Yes. Recognizing that plans would have to continuously update their plans to address changing regulations, the IRS allows for so-called “snap-on” amendments (also known as good faith amendments). However, it is more difficult to interpret a plan document (and therefore operate a plan consistent with the plan document) when there are so many amendments. A restatement cycle requires a full rewrite to incorporate “snap-on” amendments into the body of the document, often in greater detail.
But we just restated our plan! Surely we don’t need to do it again?
Unfortunately, all plans are subject to the restatement, regardless of how recently amendments may have been made.
But we just started our plan! Surely we don’t need to go through this process?
Unfortunately, the restatement cycle is dictated by the IRS without regard to a plan’s inception date. This process is required for all 401(k) plans and the document should be executed in a timely manner to remain compliant and qualified.
Betterment specific FAQs
How will Betterment help with the plan restatement process?
Betterment works to keep your plan in compliance at all times, and this restatement process is no exception. We’ll ensure that your plan document is properly drafted and delivered to you for execution.
Once you execute the restated plan document, we will ensure that all plan provisions are accurately reflected in our recordkeeping system and provide you with the necessary disclosures for you to deliver to your participants.
What does the plan restatement package include?

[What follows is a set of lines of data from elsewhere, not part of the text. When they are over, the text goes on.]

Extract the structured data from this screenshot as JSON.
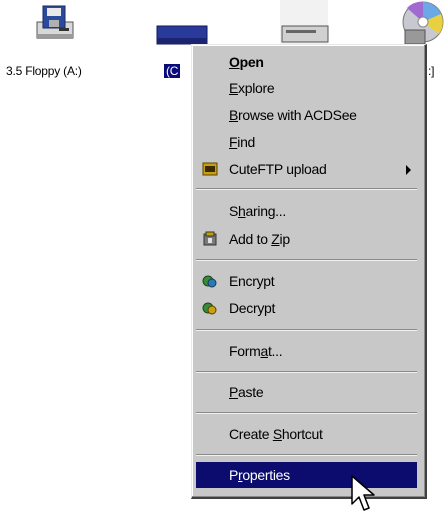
{
  "desktop": {
    "icons": [
      {
        "label": "3.5 Floppy (A:)",
        "icon": "floppy-drive-icon"
      },
      {
        "label": "(C",
        "icon": "hard-drive-icon",
        "selected": true
      },
      {
        "label": "",
        "icon": "cd-drive-icon"
      },
      {
        "label": ":]",
        "icon": "cd-rom-icon"
      }
    ]
  },
  "context_menu": {
    "items": {
      "open": {
        "pre": "",
        "u": "O",
        "post": "pen"
      },
      "explore": {
        "pre": "",
        "u": "E",
        "post": "xplore"
      },
      "browse": {
        "pre": "",
        "u": "B",
        "post": "rowse with ACDSee"
      },
      "find": {
        "pre": "",
        "u": "F",
        "post": "ind"
      },
      "cuteftp": {
        "pre": "CuteFTP upload",
        "u": "",
        "post": ""
      },
      "sharing": {
        "pre": "S",
        "u": "h",
        "post": "aring..."
      },
      "add_to_zip": {
        "pre": "Add to ",
        "u": "Z",
        "post": "ip"
      },
      "encrypt": {
        "pre": "Encrypt",
        "u": "",
        "post": ""
      },
      "decrypt": {
        "pre": "Decrypt",
        "u": "",
        "post": ""
      },
      "format": {
        "pre": "Form",
        "u": "a",
        "post": "t..."
      },
      "paste": {
        "pre": "",
        "u": "P",
        "post": "aste"
      },
      "create_shortcut": {
        "pre": "Create ",
        "u": "S",
        "post": "hortcut"
      },
      "properties": {
        "pre": "P",
        "u": "r",
        "post": "operties"
      }
    },
    "highlighted": "properties",
    "colors": {
      "menu_bg": "#c8c8c8",
      "highlight": "#0c0c6e",
      "selection": "#0a0a7a"
    }
  }
}
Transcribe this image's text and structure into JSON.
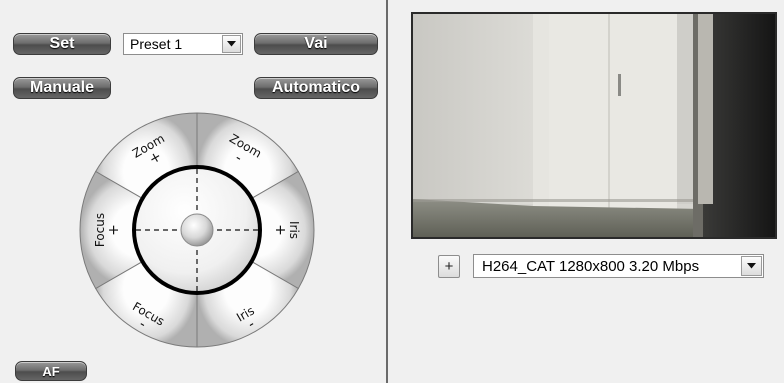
{
  "ptz": {
    "set_label": "Set",
    "preset_value": "Preset 1",
    "go_label": "Vai",
    "manual_label": "Manuale",
    "auto_label": "Automatico",
    "af_label": "AF"
  },
  "dial": {
    "zoom_in": {
      "word": "Zoom",
      "sign": "+"
    },
    "zoom_out": {
      "word": "Zoom",
      "sign": "-"
    },
    "focus_near": {
      "word": "Focus",
      "sign": "+"
    },
    "iris_open": {
      "word": "Iris",
      "sign": "+"
    },
    "focus_far": {
      "word": "Focus",
      "sign": "-"
    },
    "iris_close": {
      "word": "Iris",
      "sign": "-"
    }
  },
  "video": {
    "add_label": "+",
    "stream_value": "H264_CAT 1280x800 3.20 Mbps"
  },
  "icons": [
    "chevron-down-icon",
    "chevron-down-icon"
  ]
}
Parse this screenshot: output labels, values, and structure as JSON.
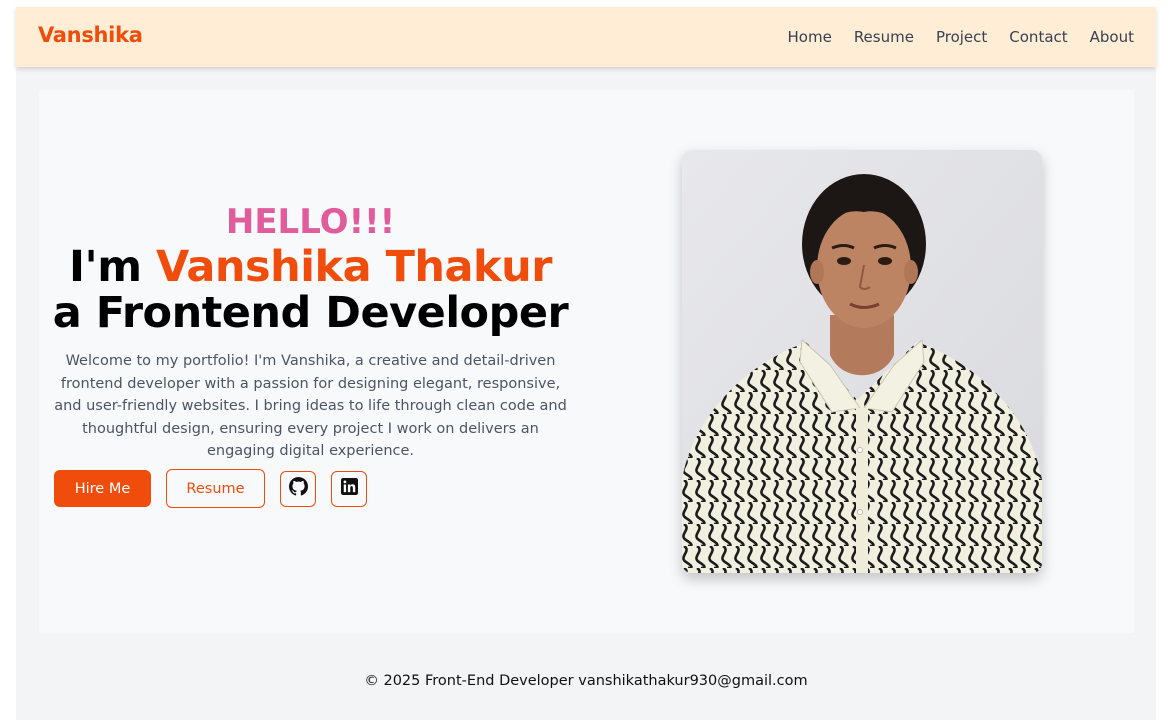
{
  "brand": "Vanshika",
  "nav": {
    "items": [
      {
        "label": "Home"
      },
      {
        "label": "Resume"
      },
      {
        "label": "Project"
      },
      {
        "label": "Contact"
      },
      {
        "label": "About"
      }
    ]
  },
  "hero": {
    "greeting": "HELLO!!!",
    "intro_prefix": "I'm ",
    "name": "Vanshika Thakur",
    "role_line": "a Frontend Developer",
    "description": "Welcome to my portfolio! I'm Vanshika, a creative and detail-driven frontend developer with a passion for designing elegant, responsive, and user-friendly websites. I bring ideas to life through clean code and thoughtful design, ensuring every project I work on delivers an engaging digital experience.",
    "hire_label": "Hire Me",
    "resume_label": "Resume"
  },
  "footer": {
    "text": "© 2025 Front-End Developer vanshikathakur930@gmail.com"
  },
  "colors": {
    "accent": "#f04c0b",
    "greeting": "#e05c9b",
    "navbar_bg": "#ffedd5",
    "page_bg": "#f3f4f6",
    "hero_bg": "#f8f9fb"
  },
  "icons": {
    "github": "github-icon",
    "linkedin": "linkedin-icon"
  }
}
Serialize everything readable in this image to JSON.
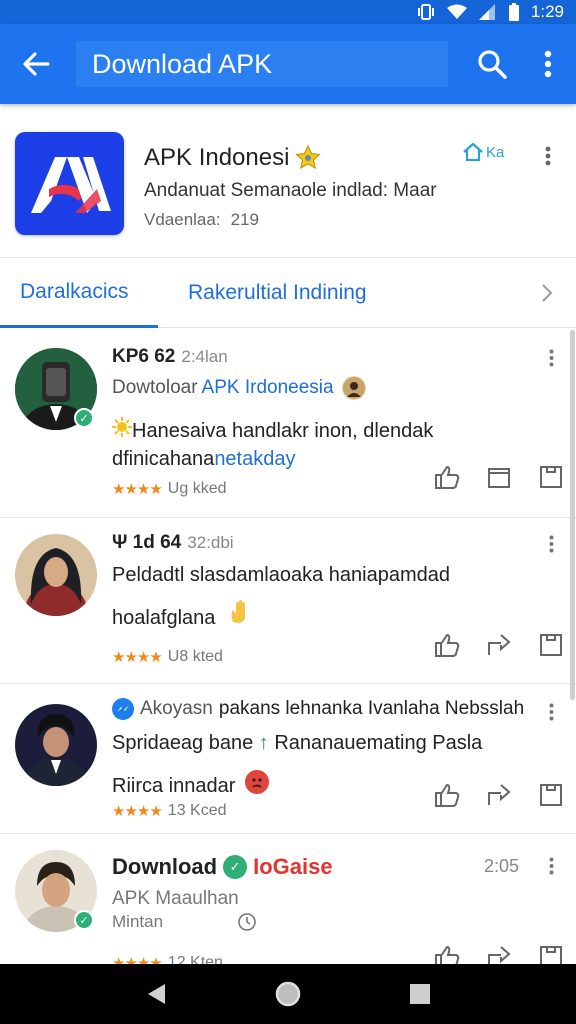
{
  "status_bar": {
    "time": "1:29",
    "icons": [
      "vibrate-icon",
      "wifi-icon",
      "signal-icon",
      "battery-icon"
    ]
  },
  "app_bar": {
    "title": "Download APK",
    "icons": [
      "back-arrow-icon",
      "search-icon",
      "more-vert-icon"
    ],
    "color": "#1e74ee"
  },
  "app_card": {
    "name": "APK Indonesi",
    "description": "Andanuat Semanaole indlad: Maar",
    "meta_label": "Vdaenlaa:",
    "meta_value": "219",
    "badge": "Ka",
    "logo_color": "#1c3ee6"
  },
  "tabs": {
    "items": [
      "Daralkacics",
      "Rakerultial  Indining"
    ],
    "active": 0,
    "accent": "#1e6fd9"
  },
  "posts": [
    {
      "author": "KP6 62",
      "time": "2:4lan",
      "sub_prefix": "Dowtoloar",
      "sub_link": "APK Irdoneesia",
      "text_line1": "Hanesaiva handlakr inon, dlendak",
      "text_line2_plain": "dfinicahana",
      "text_line2_link": "netakday",
      "rating_text": "Ug kked",
      "stars": "★★★★"
    },
    {
      "author": "Ψ 1d 64",
      "time": "32:dbi",
      "text_line1": "Peldadtl slasdamlaoaka haniapamdad",
      "text_line2_plain": "hoalafglana",
      "rating_text": "U8 kted",
      "stars": "★★★★"
    },
    {
      "author": "Akoyasn",
      "head_rest": "pakans lehnanka Ivanlaha Nebsslah",
      "text_line1": "Spridaeag bane",
      "text_line1b": "Rananauemating Pasla",
      "text_line2_plain": "Riirca innadar",
      "rating_text": "13 Kced",
      "stars": "★★★★"
    },
    {
      "author": "Download",
      "head_tag": "IoGaise",
      "time": "2:05",
      "sub_line1": "APK Maaulhan",
      "sub_line2": "Mintan",
      "rating_text": "12 Kten",
      "stars": "★★★★"
    }
  ],
  "nav_bar": {
    "icons": [
      "back-triangle-icon",
      "home-circle-icon",
      "recents-square-icon"
    ]
  }
}
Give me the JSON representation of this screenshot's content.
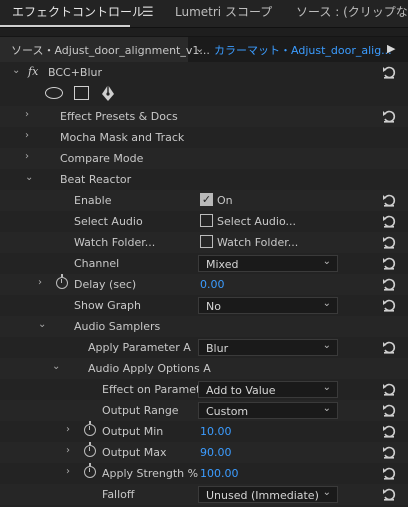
{
  "tabs": {
    "effect_controls": "エフェクトコントロール",
    "lumetri": "Lumetri スコープ",
    "source": "ソース : (クリップなし)"
  },
  "source_bar": {
    "source_clip": "ソース・Adjust_door_alignment_v1...",
    "sequence_clip": "カラーマット・Adjust_door_alig..."
  },
  "effect": {
    "fx_label": "fx",
    "name": "BCC+Blur"
  },
  "rows": {
    "effect_presets": "Effect Presets & Docs",
    "mocha": "Mocha Mask and Track",
    "compare_mode": "Compare Mode",
    "beat_reactor": "Beat Reactor",
    "enable_label": "Enable",
    "enable_value": "On",
    "select_audio_label": "Select Audio",
    "select_audio_value": "Select Audio...",
    "watch_folder_label": "Watch Folder...",
    "watch_folder_value": "Watch Folder...",
    "channel_label": "Channel",
    "channel_value": "Mixed",
    "delay_label": "Delay (sec)",
    "delay_value": "0.00",
    "show_graph_label": "Show Graph",
    "show_graph_value": "No",
    "audio_samplers": "Audio Samplers",
    "apply_param_a_label": "Apply Parameter A",
    "apply_param_a_value": "Blur",
    "audio_apply_options": "Audio Apply Options A",
    "effect_on_param_label": "Effect on Parameter",
    "effect_on_param_value": "Add to Value",
    "output_range_label": "Output Range",
    "output_range_value": "Custom",
    "output_min_label": "Output Min",
    "output_min_value": "10.00",
    "output_max_label": "Output Max",
    "output_max_value": "90.00",
    "apply_strength_label": "Apply Strength %",
    "apply_strength_value": "100.00",
    "falloff_label": "Falloff",
    "falloff_value": "Unused (Immediate)"
  },
  "colors": {
    "accent_blue": "#3b9cff",
    "panel_bg": "#232323"
  }
}
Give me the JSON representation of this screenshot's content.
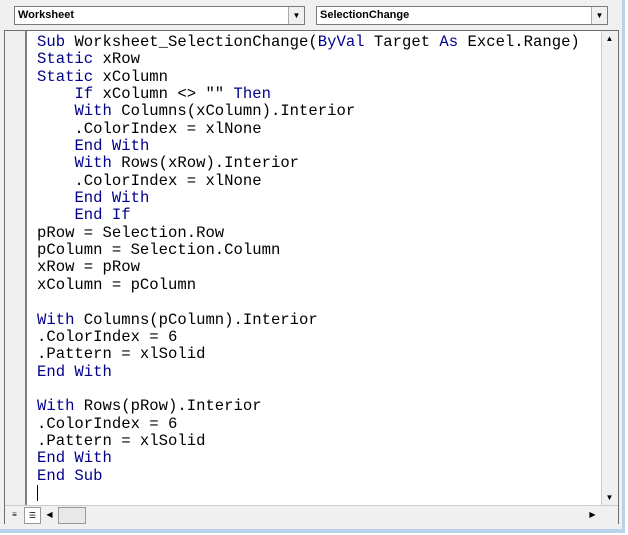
{
  "object_combo": {
    "value": "Worksheet"
  },
  "procedure_combo": {
    "value": "SelectionChange"
  },
  "code_lines": [
    [
      [
        "kw",
        "Sub "
      ],
      [
        "",
        "Worksheet_SelectionChange("
      ],
      [
        "kw",
        "ByVal"
      ],
      [
        "",
        " Target "
      ],
      [
        "kw",
        "As"
      ],
      [
        "",
        " Excel.Range)"
      ]
    ],
    [
      [
        "kw",
        "Static"
      ],
      [
        "",
        " xRow"
      ]
    ],
    [
      [
        "kw",
        "Static"
      ],
      [
        "",
        " xColumn"
      ]
    ],
    [
      [
        "",
        "    "
      ],
      [
        "kw",
        "If"
      ],
      [
        "",
        " xColumn <> \"\" "
      ],
      [
        "kw",
        "Then"
      ]
    ],
    [
      [
        "",
        "    "
      ],
      [
        "kw",
        "With"
      ],
      [
        "",
        " Columns(xColumn).Interior"
      ]
    ],
    [
      [
        "",
        "    .ColorIndex = xlNone"
      ]
    ],
    [
      [
        "",
        "    "
      ],
      [
        "kw",
        "End With"
      ]
    ],
    [
      [
        "",
        "    "
      ],
      [
        "kw",
        "With"
      ],
      [
        "",
        " Rows(xRow).Interior"
      ]
    ],
    [
      [
        "",
        "    .ColorIndex = xlNone"
      ]
    ],
    [
      [
        "",
        "    "
      ],
      [
        "kw",
        "End With"
      ]
    ],
    [
      [
        "",
        "    "
      ],
      [
        "kw",
        "End If"
      ]
    ],
    [
      [
        "",
        "pRow = Selection.Row"
      ]
    ],
    [
      [
        "",
        "pColumn = Selection.Column"
      ]
    ],
    [
      [
        "",
        "xRow = pRow"
      ]
    ],
    [
      [
        "",
        "xColumn = pColumn"
      ]
    ],
    [],
    [
      [
        "kw",
        "With"
      ],
      [
        "",
        " Columns(pColumn).Interior"
      ]
    ],
    [
      [
        "",
        ".ColorIndex = 6"
      ]
    ],
    [
      [
        "",
        ".Pattern = xlSolid"
      ]
    ],
    [
      [
        "kw",
        "End With"
      ]
    ],
    [],
    [
      [
        "kw",
        "With"
      ],
      [
        "",
        " Rows(pRow).Interior"
      ]
    ],
    [
      [
        "",
        ".ColorIndex = 6"
      ]
    ],
    [
      [
        "",
        ".Pattern = xlSolid"
      ]
    ],
    [
      [
        "kw",
        "End With"
      ]
    ],
    [
      [
        "kw",
        "End Sub"
      ]
    ]
  ],
  "colors": {
    "keyword": "#00008b",
    "text": "#000000"
  },
  "icons": {
    "dropdown": "▼",
    "scroll_up": "▲",
    "scroll_down": "▼",
    "scroll_left": "◀",
    "scroll_right": "▶",
    "procedure_view": "≡",
    "full_module_view": "☰"
  }
}
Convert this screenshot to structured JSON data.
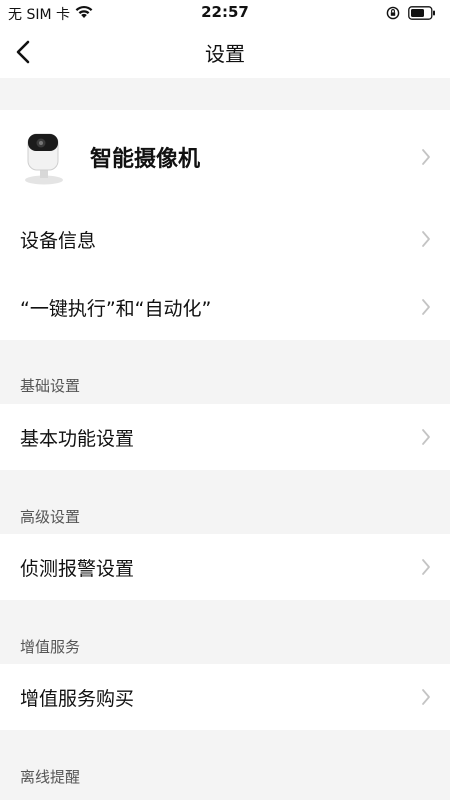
{
  "status_bar": {
    "carrier": "无 SIM 卡",
    "time": "22:57"
  },
  "nav": {
    "title": "设置"
  },
  "device": {
    "name": "智能摄像机"
  },
  "rows": {
    "device_info": "设备信息",
    "one_tap_automation": "“一键执行”和“自动化”",
    "basic_function": "基本功能设置",
    "detection_alarm": "侦测报警设置",
    "value_added_purchase": "增值服务购买"
  },
  "sections": {
    "basic": "基础设置",
    "advanced": "高级设置",
    "value_added": "增值服务",
    "offline": "离线提醒"
  },
  "icons": [
    "wifi-icon",
    "orientation-lock-icon",
    "battery-icon",
    "back-arrow-icon",
    "camera-icon",
    "chevron-right-icon"
  ]
}
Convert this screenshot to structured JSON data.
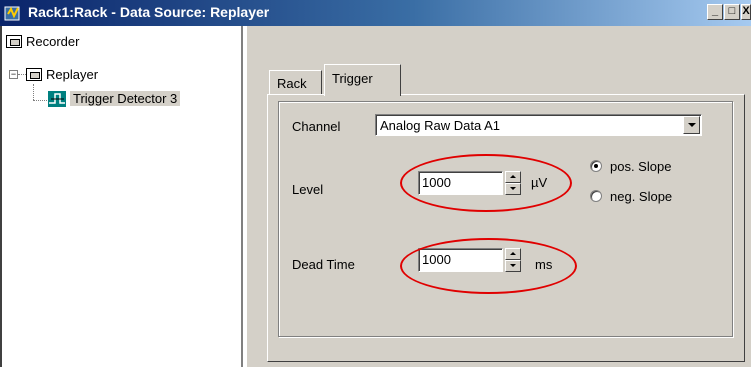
{
  "window": {
    "title": "Rack1:Rack - Data Source: Replayer",
    "minimize": "_",
    "maximize": "□",
    "close": "X"
  },
  "tree": {
    "items": [
      {
        "label": "Recorder",
        "icon": "recorder-icon"
      },
      {
        "label": "Replayer",
        "icon": "replayer-icon",
        "expander": "−"
      },
      {
        "label": "Trigger Detector 3",
        "icon": "trigger-detector-icon"
      }
    ]
  },
  "tabs": [
    {
      "label": "Rack",
      "active": false
    },
    {
      "label": "Trigger",
      "active": true
    }
  ],
  "trigger": {
    "channel_label": "Channel",
    "channel_value": "Analog Raw Data A1",
    "level_label": "Level",
    "level_value": "1000",
    "level_unit": "µV",
    "dead_time_label": "Dead Time",
    "dead_time_value": "1000",
    "dead_time_unit": "ms",
    "slope_options": [
      {
        "label": "pos. Slope",
        "checked": true
      },
      {
        "label": "neg. Slope",
        "checked": false
      }
    ]
  },
  "colors": {
    "highlight_ellipse": "#e00000",
    "titlebar_start": "#0a246a",
    "titlebar_end": "#a6caf0"
  }
}
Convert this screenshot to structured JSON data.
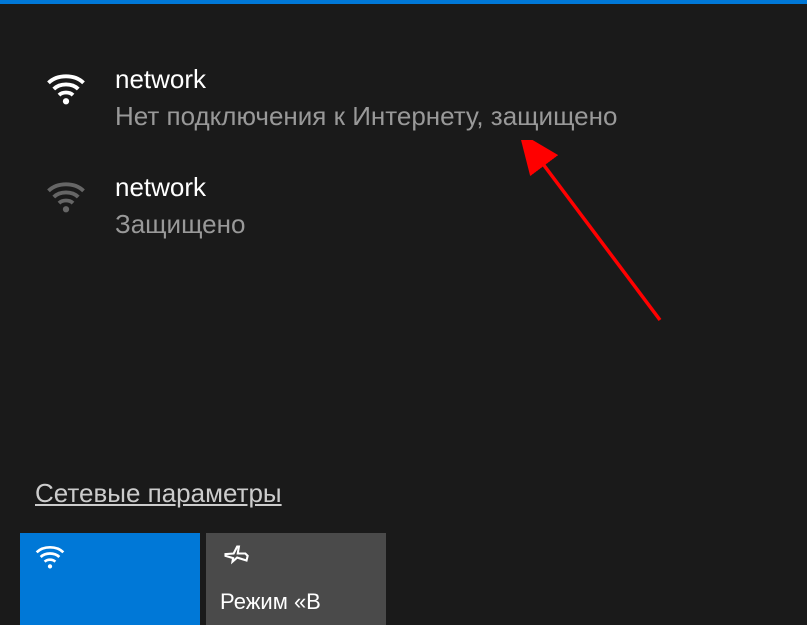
{
  "networks": [
    {
      "name": "network",
      "status": "Нет подключения к Интернету, защищено",
      "connected": true
    },
    {
      "name": "network",
      "status": "Защищено",
      "connected": false
    }
  ],
  "settings_link": "Сетевые параметры",
  "tiles": {
    "wifi": {
      "active": true
    },
    "airplane": {
      "label": "Режим «В",
      "active": false
    }
  },
  "colors": {
    "accent": "#0078d7",
    "background": "#1a1a1a",
    "tile_inactive": "#4a4a4a",
    "text_primary": "#ffffff",
    "text_secondary": "#999999"
  }
}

The plan document restatement packages include the following, as applicable, based on your plan’s provisions:
- Adoption agreement
- Basic plan document that includes the detailed legal language describing each of the provisions
- Summary Plan Description (SPD) for distribution to plan participants
- Administrative policies for participant loans and qualified domestic relations orders (QDROs)
- Good faith amendments (currently, for the SECURE and CARES Acts)
Will this restatement process take a lot of my time?
Not at all! Betterment will ensure that your plan document is properly drafted and delivered to you for execution. However, you have several important roles:
- Inform Betterment about any organizational changes that may impact your 401(k) plan.
- Review your restated plan document once you receive it, especially the plan highlight and plan provision (such as eligibility requirements) sections, to be sure they accurately reflect your plan.
- Distribute the Summary Plan Description (SPD), to be provided to you after you execute the restated plan document, to your plan participants.
Is there a fee for this plan restatement?
Betterment’s work surrounding the recommended plan restatement will be provided on a complimentary basis. Any additional changes will trigger the standard amendment fee.